Agriculture Biologique
Passer d’un marché de niche à un marché de masse ne s’improvise pas

Cédric Michelin
-

Le changement d’échelle de l’agriculture biologique impose une restructuration complète de la filière. Il mobilise tous les acteurs de la recherche, de la production et de la distribution.

Passer d’un marché de niche à un marché de masse ne s’improvise pas

Si 25 % de la SAU de l’Union européenne est convertie en bio en 2030, l’agriculture biologique européenne sera un marché de masse. 20 % de la production agricole européenne sera en effet certifiée bio.

« Le changement d’échelle de l’agriculture biologique » auquel est d’ores et déjà confronté l’ensemble des acteurs de la filière, de la recherche à la distribution, était le thème de la conférence organisée par l’Inrae et l’Institut de recherche de l’agriculture biologique suisse (FIBL) au dernier Salon international de l’agriculture Porte de Versailles à Paris.
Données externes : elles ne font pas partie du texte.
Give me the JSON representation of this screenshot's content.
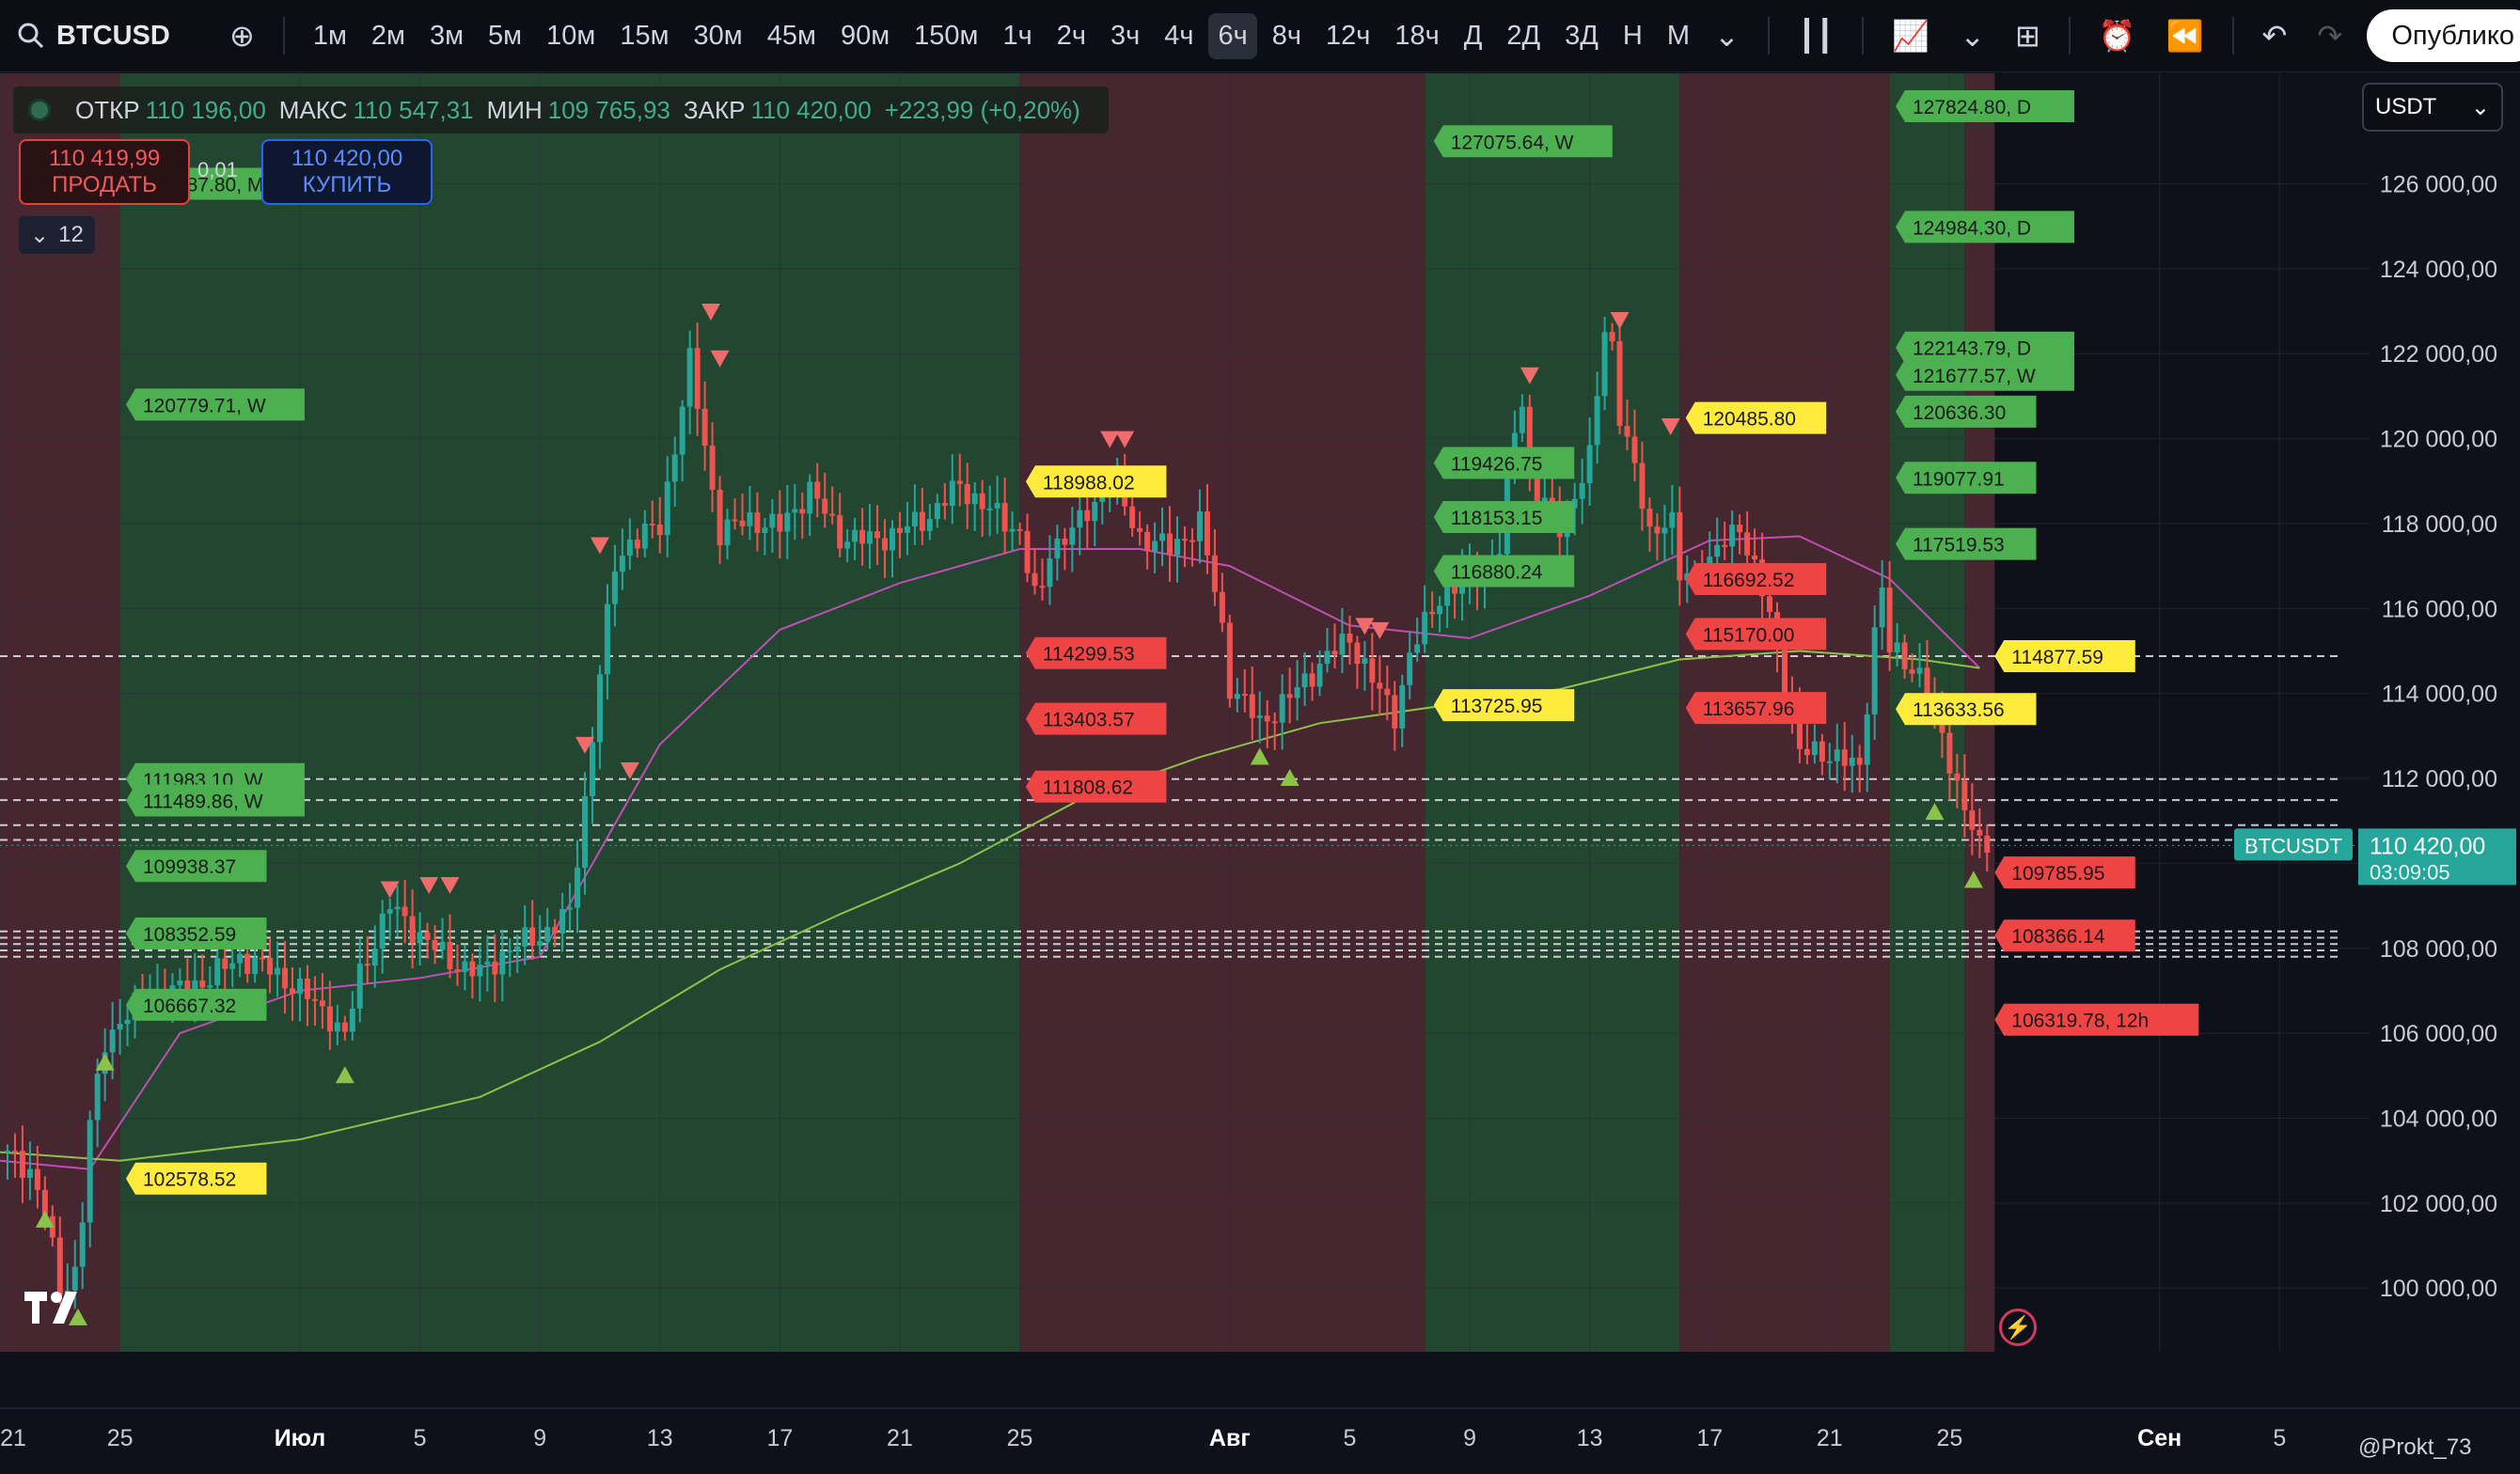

Le 2 mars dernier, trois intervenants ont montré que l’ensemble de la filière bio devra adopter des stratégies assez similaires à n’importe quel secteur d’activité de dimension industrielle et en même temps spécifiques, puisqu’il s’agit d’agriculture biologique.

Selon Guillaume Martin, directeur de recherche à l’Inrae, les exploitations bio polyculture-élevage doivent associer des productions de monogastriques et de ruminants lorsqu’elles s’agrandissent. La spécialisation « tout monogastrique » ou « tout ruminant » rend les systèmes de production plus vulnérables au parasitisme et le bilan azoté des terres est juste équilibré. Alors qu’en conduisant concomitamment un troupeau de bovins et un atelier de volailles de chair en plein air, le bilan azoté est positif (jusqu’à 45 unités d’azote par hectare) et les bovins pâturant les prairies réduisent la prédation des renards.

Semences sélectionnées

En changeant d’échelle, l’agriculture biologique aura aussi besoin de plus de semences certifiées biologiques. Alors que depuis le 1er janvier 2022, le nouveau règlement européen bio 2018/848 entré en application restreint fortement l’usage de matériel de reproduction végétale qui n’est pas certifié bio (graines et de plants non bio) pour implanter des parcelles dédiées à l’agriculture biologique. Par ailleurs, Lucius Tamm, du département des sciences des plantes de la FIBL, a montré que la sélection de variétés de plantes cultivées en bio devra cibler la résistance à la sécheresse et aux maladies. Par exemple, une variété lupin blanc faiblement sensible à l’anthracnose, une maladie cryptogamique, a ainsi été sélectionnée par marquage génétique pour être cultivée en bio. Enfin, l’Institut suisse intensifiera la sélection par la biodiversité fonctionnelle, adaptée aux pratiques agricoles des paysans. Celle-ci développe des concepts de mélanges de variétés de blé ou de blé et d’oléo-protéagineux, en vue de révéler quelles sont les meilleures associations.

Plafond de verre

Le changement d’échelle de l’agriculture biologique impose d’avoir un marché de consommateurs conséquent pour passer d’un taux de pénétration de quelques pourcents à 20 %. Mathieu Lambotte, chercheur à l’Inrae, a démontré qu’en réduisant le taux de substituabilité des produits bio par des produits conventionnels, le marché de l’agriculture biologique se consolidera et surtout se développera. Plusieurs leviers sont disponibles. Il s’agit par exemple de réduire la différence de prix entre les produits issus de l’agriculture biologique et les produits issus de l’agriculture conventionnelle : plus elle est faible, moins les produits bio seront substituables. De même, subventionner les prix des produits bio de 20 % augmenterait leur consommation de 40 %. Pour autant, la part de marché des produits bio n’augmentera que de quelques points. Elle n’atteindra pas de sitôt le seuil de 20 %, le plafond de verre de l’agriculture biologique !

Les conversions au bio marquent le pas en 2022

« Les déconversions font beaucoup parler d’elles, mais ce sont surtout les conversions qui ont été mises en attente », veut croire Laure Verdeau, directrice de l’Agence bio, estimant nécessaire de « sanctuariser la consommation ». D’après les chiffres transmis, le nombre de conversions au bio a reculé de 32 % sur un an, passant de 7.706 nouvelles fermes en 2021 à 5.245 en 2022. Le ralentissement est particulièrement marqué en grandes cultures (-55 %), en lait (-54 %), en porcin (-50 %), ainsi qu’en vaches allaitantes et en vin (-49 % et -46 % respectivement).